Four universities—Purdue University; the University of Maryland, Baltimore County (UMBC); the University of Maryland, College Park, and the University of Miami—are working together to create a curriculum that connects biology with physics, math, and chemistry. While the schools will each design a different piece of the project, they will use the same set of assessment tools and test at least part of the curriculum developed by the other universities.
The goal is to create a curriculum that can be used at different types of schools with different students. The participants will also figure out how to move beyond testing students’ knowledge of facts to assessing their ability to demonstrate competence by using what they have learned in new contexts.
Scientists commonly work across disciplinary boundaries, but the classes offered by many universities have been the same for decades. Creating a curriculum that reflects the interdisciplinary nature of science has become a top propriety for many colleges, universities, and scientific societies. Two significant examples include,
- A New Biology for the 21st Century by the National Academy of Sciences, which envisions an interdisciplinary future for biology research; and
- Vision and Change a 2011 report from the American Association for the Advancement of Science and the National Science Foundation, which makes recommendations for reforming the way that undergraduate biology is taught.
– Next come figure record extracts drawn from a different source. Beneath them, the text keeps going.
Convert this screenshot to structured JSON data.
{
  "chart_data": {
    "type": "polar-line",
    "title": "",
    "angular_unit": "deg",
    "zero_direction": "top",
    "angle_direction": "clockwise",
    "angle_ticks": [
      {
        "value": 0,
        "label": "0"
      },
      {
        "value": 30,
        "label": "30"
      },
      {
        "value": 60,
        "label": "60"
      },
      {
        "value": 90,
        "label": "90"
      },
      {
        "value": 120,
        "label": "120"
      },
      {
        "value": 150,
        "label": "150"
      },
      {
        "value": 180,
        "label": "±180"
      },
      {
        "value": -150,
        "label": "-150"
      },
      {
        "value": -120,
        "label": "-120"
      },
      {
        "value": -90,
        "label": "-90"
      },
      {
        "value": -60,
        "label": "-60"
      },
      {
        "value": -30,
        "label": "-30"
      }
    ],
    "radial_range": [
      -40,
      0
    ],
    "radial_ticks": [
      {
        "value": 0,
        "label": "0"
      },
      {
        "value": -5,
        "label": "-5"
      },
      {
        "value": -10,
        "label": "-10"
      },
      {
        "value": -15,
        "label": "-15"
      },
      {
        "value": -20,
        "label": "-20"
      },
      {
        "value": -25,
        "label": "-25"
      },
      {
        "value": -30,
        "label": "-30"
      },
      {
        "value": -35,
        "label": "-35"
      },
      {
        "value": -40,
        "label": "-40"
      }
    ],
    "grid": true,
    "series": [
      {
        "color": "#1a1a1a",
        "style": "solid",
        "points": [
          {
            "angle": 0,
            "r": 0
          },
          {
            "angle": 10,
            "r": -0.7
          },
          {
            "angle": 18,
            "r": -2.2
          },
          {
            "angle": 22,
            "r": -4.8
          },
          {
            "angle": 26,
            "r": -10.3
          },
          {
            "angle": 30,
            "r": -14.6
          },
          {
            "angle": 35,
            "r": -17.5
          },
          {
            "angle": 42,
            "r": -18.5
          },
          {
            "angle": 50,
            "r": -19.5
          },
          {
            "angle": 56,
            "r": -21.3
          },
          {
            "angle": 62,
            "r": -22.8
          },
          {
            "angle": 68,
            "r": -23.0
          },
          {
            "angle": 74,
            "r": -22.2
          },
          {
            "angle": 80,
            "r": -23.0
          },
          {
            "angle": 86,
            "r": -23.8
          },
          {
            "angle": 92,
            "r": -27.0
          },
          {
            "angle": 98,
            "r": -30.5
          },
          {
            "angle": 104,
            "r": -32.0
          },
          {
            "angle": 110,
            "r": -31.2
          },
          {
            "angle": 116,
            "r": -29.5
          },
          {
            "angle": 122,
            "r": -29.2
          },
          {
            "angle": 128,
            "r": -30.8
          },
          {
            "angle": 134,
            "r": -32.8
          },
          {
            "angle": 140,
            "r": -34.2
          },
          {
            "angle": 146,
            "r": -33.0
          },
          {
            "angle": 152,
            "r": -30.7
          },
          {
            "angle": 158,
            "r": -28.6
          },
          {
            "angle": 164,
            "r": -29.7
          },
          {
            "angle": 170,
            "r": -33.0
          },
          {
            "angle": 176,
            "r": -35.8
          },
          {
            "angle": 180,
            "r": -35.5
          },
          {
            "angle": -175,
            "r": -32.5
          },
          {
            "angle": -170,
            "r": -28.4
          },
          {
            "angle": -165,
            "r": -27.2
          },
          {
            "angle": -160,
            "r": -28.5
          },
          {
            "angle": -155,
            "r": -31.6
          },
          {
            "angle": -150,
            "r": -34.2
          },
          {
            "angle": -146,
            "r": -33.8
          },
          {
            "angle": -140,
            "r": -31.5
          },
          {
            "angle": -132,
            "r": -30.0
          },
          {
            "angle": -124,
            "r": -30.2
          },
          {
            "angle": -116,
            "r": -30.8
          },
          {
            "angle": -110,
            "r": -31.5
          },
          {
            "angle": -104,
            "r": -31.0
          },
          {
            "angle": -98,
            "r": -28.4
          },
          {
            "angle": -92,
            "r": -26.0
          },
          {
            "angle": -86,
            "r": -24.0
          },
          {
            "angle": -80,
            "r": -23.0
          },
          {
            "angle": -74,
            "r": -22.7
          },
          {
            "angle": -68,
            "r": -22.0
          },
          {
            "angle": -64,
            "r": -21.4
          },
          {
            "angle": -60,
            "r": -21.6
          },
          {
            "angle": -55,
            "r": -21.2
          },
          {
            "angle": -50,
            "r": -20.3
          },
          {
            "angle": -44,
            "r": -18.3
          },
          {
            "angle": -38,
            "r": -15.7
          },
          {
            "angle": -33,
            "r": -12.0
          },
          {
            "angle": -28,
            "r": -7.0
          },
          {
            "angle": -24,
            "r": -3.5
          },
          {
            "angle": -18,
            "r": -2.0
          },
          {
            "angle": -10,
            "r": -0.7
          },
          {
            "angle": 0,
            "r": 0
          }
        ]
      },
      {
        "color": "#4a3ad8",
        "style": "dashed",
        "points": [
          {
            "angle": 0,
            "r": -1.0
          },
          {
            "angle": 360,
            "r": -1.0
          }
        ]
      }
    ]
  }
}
The NEXUS project began in 2009 when HHMI asked research universities to suggest experiments in science education. HHMI noticed a common theme when several schools said they wanted to address issues raised by a 2009 report that examined what medical and premedical students need to learn to become scientifically-literate physicians.
That report, Scientific Foundations for Future Physicians, was developed by a committee of scientists, physicians, and science educators convened by the Association of American Medical Colleges and HHMI. It recommended fundamental changes in undergraduate education and outlined eight interdisciplinary competencies that science undergraduate students should master before they go on to medical school.
HHMI staff brought the four universities together to work on this problem and encouraged them to collaborate. The schools wrote a joint proposal outlining how they would collaborate, and HHMI agreed to fund them. NEXUS was born.
The four universities are currently designing and testing interdisciplinary modules that can be dropped into an existing course or integrated into the redesign of an entire curriculum. Although the modules will focus on premedical and other pre-health students, the NEXUS participants agree that they will be relevant to most undergraduate biology majors.
Each school is focused on a different topic:
- Purdue University is revising the introductory chemistry curriculum to include more biological chemistry with a focus on active learning approaches.
- The University of Maryland, Baltimore County is infusing mathematical modeling into their introductory biology course, including quantitative reasoning skills and mathematical approaches to understand biological processes and living systems.
- The University of Maryland, College Park is revising their introductory physics course for biology majors to present physics concepts in a biological context.
- The University of Miami is developing biomedical case studies that will challenge students to use scientific inquiry to analyze the biology, physics, chemistry, and math involved in human health and disease.